SPECIALTY COFFEE from RWANDA - Sholi
This batch comes from small farmers who represent Kundwa Women Coffee, a women-only group that operates under the Aba Sholi Cooperative.
This cooperative is located in the Cyeza sector, Muhanga district, in central Rwanda and was established in 2008 by 30 women who live and growcoffee in the region as a conscious effort to invigorate the local economy. Back then, coffee was only a small part of the association, as there was no profitable market for cherries without a washing station in the area. This changed 2 years later when the association became a cooperative. They slowly began to grow, adding new members every year and in 2014 they opened their own car wash station.
“Abateraninkunga” is a Kinyarwanda word meaning “mutual assistance”, which sums up their values to encourage more farmers to join. Today there are 610 producers, many of them women, growing coffee at altitudes between 1,800-2,000 meters above sea level. The cooperative became Fair Trade certified in 2015, the same year it won the Rwanda Cup of Excellence. They have a central washing station where members can deliver the cherries for processing.
Sholi's head office and plantations are located in Cyeza Sector, Muhanga District. The region is known for its cultivation of various fruits and ancient rocks called Sebwugugu.
The changes in the neighborhood after the establishment of Sholi have been miraculous. The process began with a large growth of the local population with people moving away from high-risk areas. They brought many jobs to the community and increased food security, better living conditions and a reliable income to pay for health insurance and school fees.
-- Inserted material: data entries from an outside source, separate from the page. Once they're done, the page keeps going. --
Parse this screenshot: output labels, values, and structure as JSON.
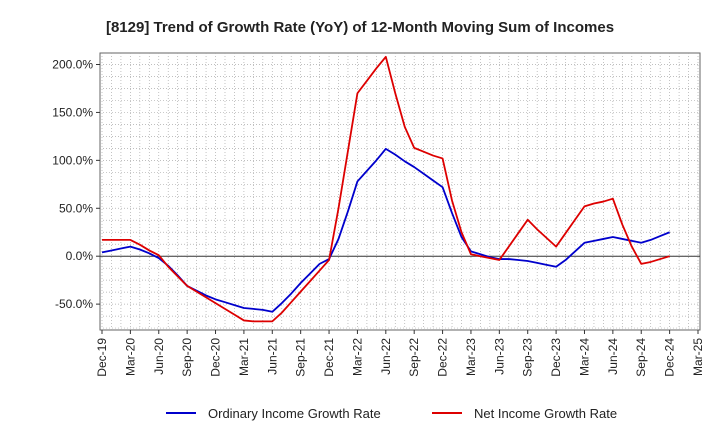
{
  "chart_data": {
    "type": "line",
    "title": "[8129]  Trend of Growth Rate (YoY) of 12-Month Moving Sum of Incomes",
    "xlabel": "",
    "ylabel": "",
    "x_ticks": [
      "Dec-19",
      "Mar-20",
      "Jun-20",
      "Sep-20",
      "Dec-20",
      "Mar-21",
      "Jun-21",
      "Sep-21",
      "Dec-21",
      "Mar-22",
      "Jun-22",
      "Sep-22",
      "Dec-22",
      "Mar-23",
      "Jun-23",
      "Sep-23",
      "Dec-23",
      "Mar-24",
      "Jun-24",
      "Sep-24",
      "Dec-24",
      "Mar-25"
    ],
    "y_ticks": [
      "-50.0%",
      "0.0%",
      "50.0%",
      "100.0%",
      "150.0%",
      "200.0%"
    ],
    "ylim": [
      -77,
      212
    ],
    "grid": true,
    "legend_position": "bottom",
    "x": [
      "Dec-19",
      "Jan-20",
      "Feb-20",
      "Mar-20",
      "Apr-20",
      "May-20",
      "Jun-20",
      "Jul-20",
      "Aug-20",
      "Sep-20",
      "Oct-20",
      "Nov-20",
      "Dec-20",
      "Jan-21",
      "Feb-21",
      "Mar-21",
      "Apr-21",
      "May-21",
      "Jun-21",
      "Jul-21",
      "Aug-21",
      "Sep-21",
      "Oct-21",
      "Nov-21",
      "Dec-21",
      "Jan-22",
      "Feb-22",
      "Mar-22",
      "Apr-22",
      "May-22",
      "Jun-22",
      "Jul-22",
      "Aug-22",
      "Sep-22",
      "Oct-22",
      "Nov-22",
      "Dec-22",
      "Jan-23",
      "Feb-23",
      "Mar-23",
      "Apr-23",
      "May-23",
      "Jun-23",
      "Jul-23",
      "Aug-23",
      "Sep-23",
      "Oct-23",
      "Nov-23",
      "Dec-23",
      "Jan-24",
      "Feb-24",
      "Mar-24",
      "Apr-24",
      "May-24",
      "Jun-24",
      "Jul-24",
      "Aug-24",
      "Sep-24",
      "Oct-24",
      "Nov-24",
      "Dec-24"
    ],
    "series": [
      {
        "name": "Ordinary Income Growth Rate",
        "color": "#0000cc",
        "values": [
          4,
          6,
          8,
          10,
          7,
          3,
          -2,
          -10,
          -20,
          -31,
          -36,
          -41,
          -45,
          -48,
          -51,
          -54,
          -55,
          -56,
          -58,
          -49,
          -39,
          -28,
          -18,
          -8,
          -3,
          18,
          47,
          78,
          89,
          100,
          112,
          106,
          99,
          93,
          86,
          79,
          72,
          45,
          20,
          5,
          2,
          -1,
          -3,
          -3,
          -4,
          -5,
          -7,
          -9,
          -11,
          -4,
          5,
          14,
          16,
          18,
          20,
          18,
          16,
          14,
          17,
          21,
          25
        ]
      },
      {
        "name": "Net Income Growth Rate",
        "color": "#dd0000",
        "values": [
          17,
          17,
          17,
          17,
          12,
          6,
          1,
          -11,
          -21,
          -31,
          -37,
          -43,
          -49,
          -55,
          -61,
          -67,
          -68,
          -68,
          -68,
          -59,
          -48,
          -37,
          -26,
          -15,
          -4,
          50,
          110,
          170,
          183,
          196,
          208,
          170,
          135,
          113,
          109,
          105,
          102,
          58,
          25,
          2,
          0,
          -2,
          -4,
          10,
          24,
          38,
          28,
          19,
          10,
          24,
          38,
          52,
          55,
          57,
          60,
          33,
          10,
          -8,
          -6,
          -3,
          0
        ]
      }
    ]
  }
}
As part of his vision to invest in the local community, he built a health center, a water source and a town hall, which are accessible to the entire community, including non-members.
Everyone at Sholi is treated equally, regardless of age, gender, religion, or disability, and they offer health insurance and a loan system for members to manage cash flow and pay for necessities like school fees.
Rwanda is poetically known as “the land of a thousand hills” and the Muhanga district is no exception. With rolling mountains, rich soils, and abundant sunshine, the region boasts exceptional terroir for growing Arabica. This hilly terrain makes transportation very challenging. However, coffee plays a very important role in Rwanda's growing economy and the increased demand for specialty washed arabicas from this small but beautiful country has allowed it to become one of the most respected producers in the region.
For this batch, the ripe cherries are carefully selected, first by hand, and then by flotation to remove underdeveloped cherries. They are pulped and fermented for 12-18h, generally overnight, to break down the remaining mucilage. After fermentation, the wet parchment is washed with high-pressure water and sorted along the channels to separate the coffee by density. During this grading stage, the coffee beans pass through a series of gates that allow less dense, lower quality beans to flow through, while retaining the denser, higher quality beans for separate processing into higher batches like this one. .
The retained grains are transferred from the channels to the pre-drying tables, where they are carefully classified in the shade for about 4 hours. They are then placed on numbered drying tables around 14 days on warm days, or 21 on rainy days. The coffee is again sorted for defects, any damaged beans and regularly turned over by the women, they are tasked with protecting the coffee from rain or midday sun through the use of covers.